British actor Daniel Craig, who won over the skeptics with his dark and dangerous interpretation of the world’s most famous spy in his hit Bond debut “Casino Royale,” is set to reprise the role in an as yet untitled sequel.
“We are rehearsing stunts and I’m throwing myself off tall buildings ... again,” Craig said in a recent interview.
Asked whether “Bond 22” would be based on an Ian Fleming novel in the same way as “Casino Royale,” he replied:
“It’s a completely new story and it does go straight on from the end of the last one. We’ve picked some themes that come up in the last movie ... They are pretty fundamental ones and they’re good fun to do.”
The 39-year-old hesitated before accepting the role of Bond in “Casino Royale,” aware that he would be expected to commit to several more films in the hugely successful franchise and run the risk of being typecast as an action hero.
But Craig said he had had few problems doing what he wanted to do since then, and the clout that Bond has given him had actually opened up new possibilities.
“I produced a movie this year which has been a new experience,” he said of “Flashbacks of a Fool” due out next year. Craig also stars in the tale of a fading Hollywood star who examines his past after the death of his best friend.
“It may happen (that I am typecast),” he told Reuters. “Maybe I should just relax and let it happen. Maybe I’m just working too hard.”
Craig next appears in cinemas in early December in “The Golden Compass,” a big-budget adaptation of Philip Pullman’s acclaimed novel “Northern Lights.”
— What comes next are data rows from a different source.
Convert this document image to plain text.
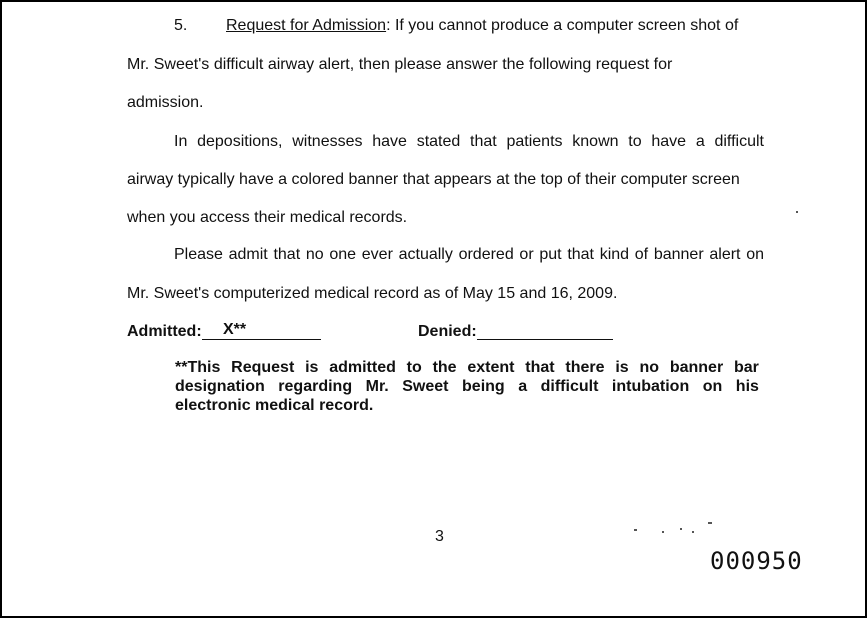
5. Request for Admission: If you cannot produce a computer screen shot of
Mr. Sweet's difficult airway alert, then please answer the following request for
admission.
In depositions, witnesses have stated that patients known to have a difficult
airway typically have a colored banner that appears at the top of their computer screen
when you access their medical records.
Please admit that no one ever actually ordered or put that kind of banner alert on
Mr. Sweet's computerized medical record as of May 15 and 16, 2009.
Admitted: X**	Denied:
**This Request is admitted to the extent that there is no banner bar
designation regarding Mr. Sweet being a difficult intubation on his
electronic medical record.
3
000950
A fan of the books, Craig always saw himself playing the explorer Lord Asriel. As with Bond, the role will probably mean having to commit to more films, because “Northern Lights” is the first installment in a trilogy.
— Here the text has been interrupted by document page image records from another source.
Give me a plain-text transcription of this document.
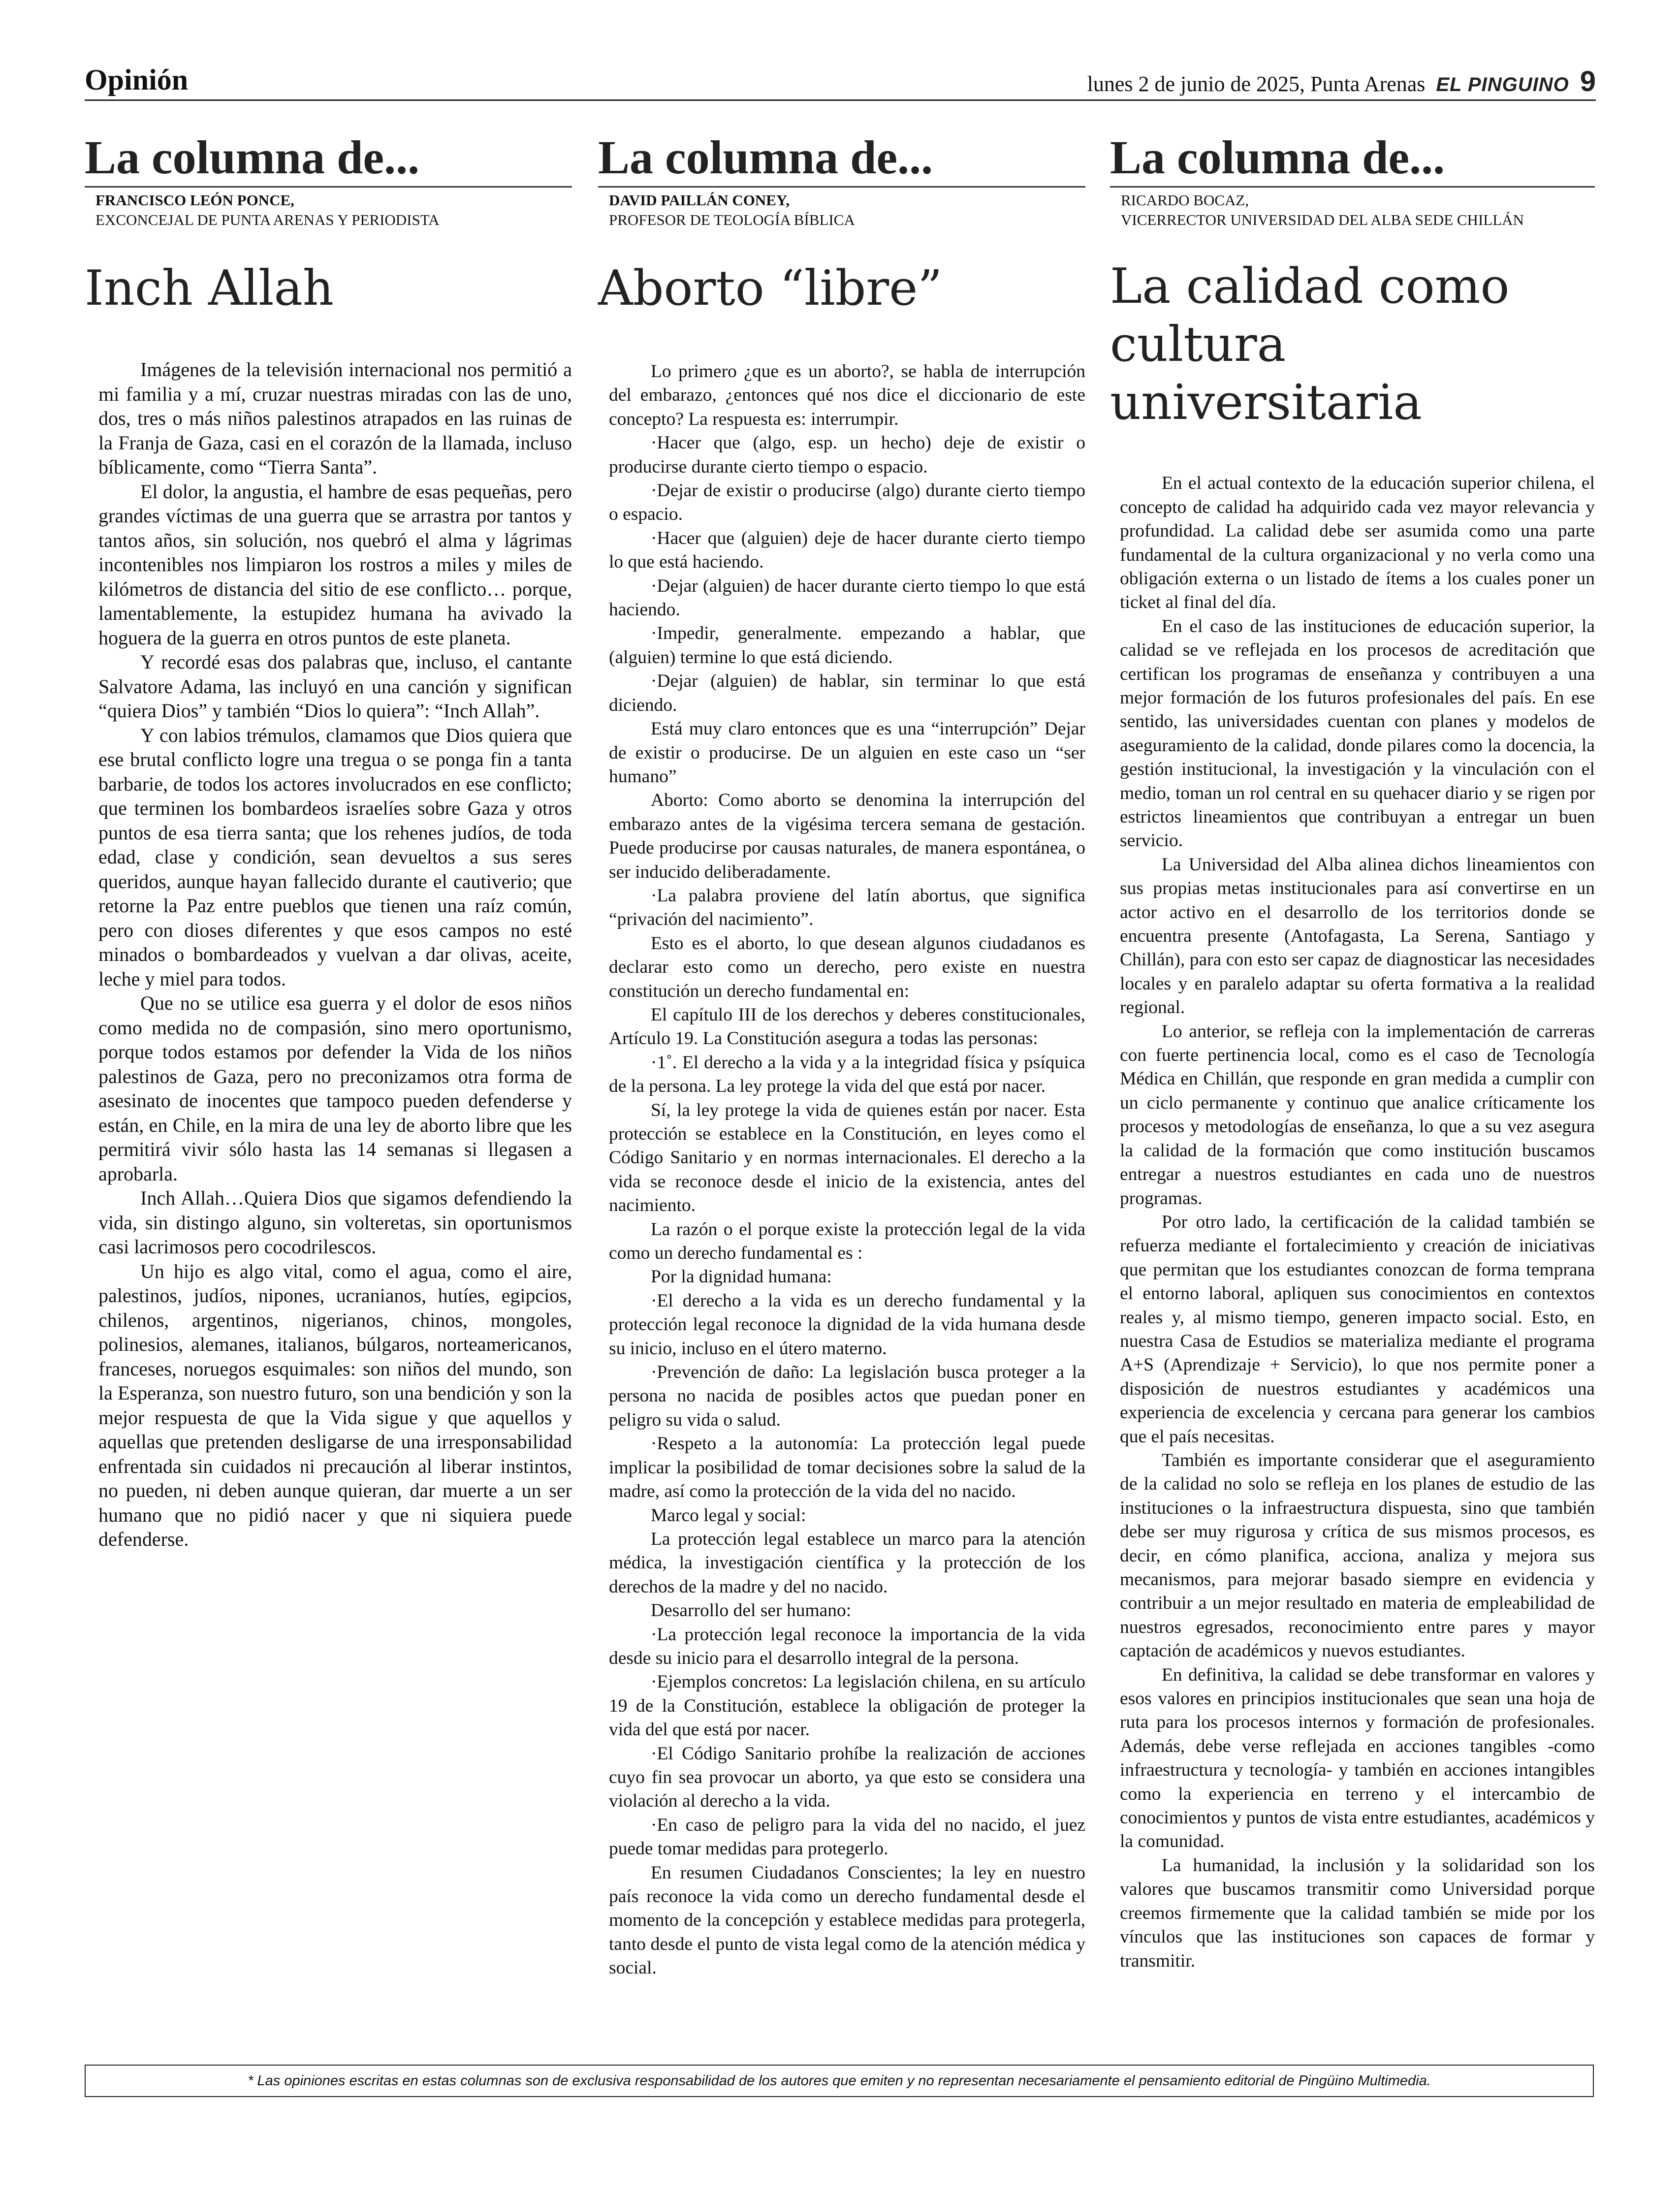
Opinión	lunes 2 de junio de 2025, Punta Arenas EL PINGUINO 9
La columna de...
FRANCISCO LEÓN PONCE,
EXCONCEJAL DE PUNTA ARENAS Y PERIODISTA
Inch Allah

Imágenes de la televisión internacional nos permitió a mi familia y a mí, cruzar nuestras miradas con las de uno, dos, tres o más niños palestinos atrapados en las ruinas de la Franja de Gaza, casi en el corazón de la llamada, incluso bíblicamente, como “Tierra Santa”.

El dolor, la angustia, el hambre de esas pequeñas, pero grandes víctimas de una guerra que se arrastra por tantos y tantos años, sin solución, nos quebró el alma y lágrimas incontenibles nos limpiaron los rostros a miles y miles de kilómetros de distancia del sitio de ese conflicto… porque, lamentablemente, la estupidez humana ha avivado la hoguera de la guerra en otros puntos de este planeta.

Y recordé esas dos palabras que, incluso, el cantante Salvatore Adama, las incluyó en una canción y significan “quiera Dios” y también “Dios lo quiera”: “Inch Allah”.

Y con labios trémulos, clamamos que Dios quiera que ese brutal conflicto logre una tregua o se ponga fin a tanta barbarie, de todos los actores involucrados en ese conflicto; que terminen los bombardeos israelíes sobre Gaza y otros puntos de esa tierra santa; que los rehenes judíos, de toda edad, clase y condición, sean devueltos a sus seres queridos, aunque hayan fallecido durante el cautiverio; que retorne la Paz entre pueblos que tienen una raíz común, pero con dioses diferentes y que esos campos no esté minados o bombardeados y vuelvan a dar olivas, aceite, leche y miel para todos.

Que no se utilice esa guerra y el dolor de esos niños como medida no de compasión, sino mero oportunismo, porque todos estamos por defender la Vida de los niños palestinos de Gaza, pero no preconizamos otra forma de asesinato de inocentes que tampoco pueden defenderse y están, en Chile, en la mira de una ley de aborto libre que les permitirá vivir sólo hasta las 14 semanas si llegasen a aprobarla.

Inch Allah…Quiera Dios que sigamos defendiendo la vida, sin distingo alguno, sin volteretas, sin oportunismos casi lacrimosos pero cocodrilescos.

Un hijo es algo vital, como el agua, como el aire, palestinos, judíos, nipones, ucranianos, hutíes, egipcios, chilenos, argentinos, nigerianos, chinos, mongoles, polinesios, alemanes, italianos, búlgaros, norteamericanos, franceses, noruegos esquimales: son niños del mundo, son la Esperanza, son nuestro futuro, son una bendición y son la mejor respuesta de que la Vida sigue y que aquellos y aquellas que pretenden desligarse de una irresponsabilidad enfrentada sin cuidados ni precaución al liberar instintos, no pueden, ni deben aunque quieran, dar muerte a un ser humano que no pidió nacer y que ni siquiera puede defenderse.

La columna de...
DAVID PAILLÁN CONEY,
PROFESOR DE TEOLOGÍA BÍBLICA
Aborto “libre”

Lo primero ¿que es un aborto?, se habla de interrupción del embarazo, ¿entonces qué nos dice el diccionario de este concepto? La respuesta es: interrumpir.

·Hacer que (algo, esp. un hecho) deje de existir o producirse durante cierto tiempo o espacio.

·Dejar de existir o producirse (algo) durante cierto tiempo o espacio.

·Hacer que (alguien) deje de hacer durante cierto tiempo lo que está haciendo.

·Dejar (alguien) de hacer durante cierto tiempo lo que está haciendo.

·Impedir, generalmente. empezando a hablar, que (alguien) termine lo que está diciendo.

·Dejar (alguien) de hablar, sin terminar lo que está diciendo.

Está muy claro entonces que es una “interrupción” Dejar de existir o producirse. De un alguien en este caso un “ser humano”

Aborto: Como aborto se denomina la interrupción del embarazo antes de la vigésima tercera semana de gestación. Puede producirse por causas naturales, de manera espontánea, o ser inducido deliberadamente.

·La palabra proviene del latín abortus, que significa “privación del nacimiento”.

Esto es el aborto, lo que desean algunos ciudadanos es declarar esto como un derecho, pero existe en nuestra constitución un derecho fundamental en:

El capítulo III de los derechos y deberes constitucionales, Artículo 19. La Constitución asegura a todas las personas:

·1˚. El derecho a la vida y a la integridad física y psíquica de la persona. La ley protege la vida del que está por nacer.

Sí, la ley protege la vida de quienes están por nacer. Esta protección se establece en la Constitución, en leyes como el Código Sanitario y en normas internacionales. El derecho a la vida se reconoce desde el inicio de la existencia, antes del nacimiento.

La razón o el porque existe la protección legal de la vida como un derecho fundamental es :

Por la dignidad humana:

·El derecho a la vida es un derecho fundamental y la protección legal reconoce la dignidad de la vida humana desde su inicio, incluso en el útero materno.

·Prevención de daño: La legislación busca proteger a la persona no nacida de posibles actos que puedan poner en peligro su vida o salud.

·Respeto a la autonomía: La protección legal puede implicar la posibilidad de tomar decisiones sobre la salud de la madre, así como la protección de la vida del no nacido.

Marco legal y social:

La protección legal establece un marco para la atención médica, la investigación científica y la protección de los derechos de la madre y del no nacido.

Desarrollo del ser humano:

·La protección legal reconoce la importancia de la vida desde su inicio para el desarrollo integral de la persona.

·Ejemplos concretos: La legislación chilena, en su artículo 19 de la Constitución, establece la obligación de proteger la vida del que está por nacer.

·El Código Sanitario prohíbe la realización de acciones cuyo fin sea provocar un aborto, ya que esto se considera una violación al derecho a la vida.

·En caso de peligro para la vida del no nacido, el juez puede tomar medidas para protegerlo.

En resumen Ciudadanos Conscientes; la ley en nuestro país reconoce la vida como un derecho fundamental desde el momento de la concepción y establece medidas para protegerla, tanto desde el punto de vista legal como de la atención médica y social.

La columna de...
RICARDO BOCAZ,
VICERRECTOR UNIVERSIDAD DEL ALBA SEDE CHILLÁN
La calidad como cultura universitaria

En el actual contexto de la educación superior chilena, el concepto de calidad ha adquirido cada vez mayor relevancia y profundidad. La calidad debe ser asumida como una parte fundamental de la cultura organizacional y no verla como una obligación externa o un listado de ítems a los cuales poner un ticket al final del día.

En el caso de las instituciones de educación superior, la calidad se ve reflejada en los procesos de acreditación que certifican los programas de enseñanza y contribuyen a una mejor formación de los futuros profesionales del país. En ese sentido, las universidades cuentan con planes y modelos de aseguramiento de la calidad, donde pilares como la docencia, la gestión institucional, la investigación y la vinculación con el medio, toman un rol central en su quehacer diario y se rigen por estrictos lineamientos que contribuyan a entregar un buen servicio.

La Universidad del Alba alinea dichos lineamientos con sus propias metas institucionales para así convertirse en un actor activo en el desarrollo de los territorios donde se encuentra presente (Antofagasta, La Serena, Santiago y Chillán), para con esto ser capaz de diagnosticar las necesidades locales y en paralelo adaptar su oferta formativa a la realidad regional.

Lo anterior, se refleja con la implementación de carreras con fuerte pertinencia local, como es el caso de Tecnología Médica en Chillán, que responde en gran medida a cumplir con un ciclo permanente y continuo que analice críticamente los procesos y metodologías de enseñanza, lo que a su vez asegura la calidad de la formación que como institución buscamos entregar a nuestros estudiantes en cada uno de nuestros programas.

Por otro lado, la certificación de la calidad también se refuerza mediante el fortalecimiento y creación de iniciativas que permitan que los estudiantes conozcan de forma temprana el entorno laboral, apliquen sus conocimientos en contextos reales y, al mismo tiempo, generen impacto social. Esto, en nuestra Casa de Estudios se materializa mediante el programa A+S (Aprendizaje + Servicio), lo que nos permite poner a disposición de nuestros estudiantes y académicos una experiencia de excelencia y cercana para generar los cambios que el país necesitas.

También es importante considerar que el aseguramiento de la calidad no solo se refleja en los planes de estudio de las instituciones o la infraestructura dispuesta, sino que también debe ser muy rigurosa y crítica de sus mismos procesos, es decir, en cómo planifica, acciona, analiza y mejora sus mecanismos, para mejorar basado siempre en evidencia y contribuir a un mejor resultado en materia de empleabilidad de nuestros egresados, reconocimiento entre pares y mayor captación de académicos y nuevos estudiantes.

En definitiva, la calidad se debe transformar en valores y esos valores en principios institucionales que sean una hoja de ruta para los procesos internos y formación de profesionales. Además, debe verse reflejada en acciones tangibles -como infraestructura y tecnología- y también en acciones intangibles como la experiencia en terreno y el intercambio de conocimientos y puntos de vista entre estudiantes, académicos y la comunidad.

La humanidad, la inclusión y la solidaridad son los valores que buscamos transmitir como Universidad porque creemos firmemente que la calidad también se mide por los vínculos que las instituciones son capaces de formar y transmitir.

* Las opiniones escritas en estas columnas son de exclusiva responsabilidad de los autores que emiten y no representan necesariamente el pensamiento editorial de Pingüino Multimedia.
“On a completely selfish level ... I would really like to continue telling this story,” he said.
Pullman fans are concerned that the Hollywood version has watered down the theme of religion, while a U.S. Catholic group has called for a boycott of “The Golden Compass,” fearing it will attract young readers to books it says are anti-Christian.
Craig defended the film, which also features Nicole Kidman.
“I think it does stand up. It’s an incredibly enjoyable couple of hours.”
But he would have welcomed the inclusion of more overt religious content.
“I wish there was, because I think the debate that Philip Pullman raises is incredibly healthy,” he said.
“I think the thing that Philip Pullman has done so spectacularly is using the platform of a children’s book to deal with very adult themes. My hope is that people will watch this film and read the books.”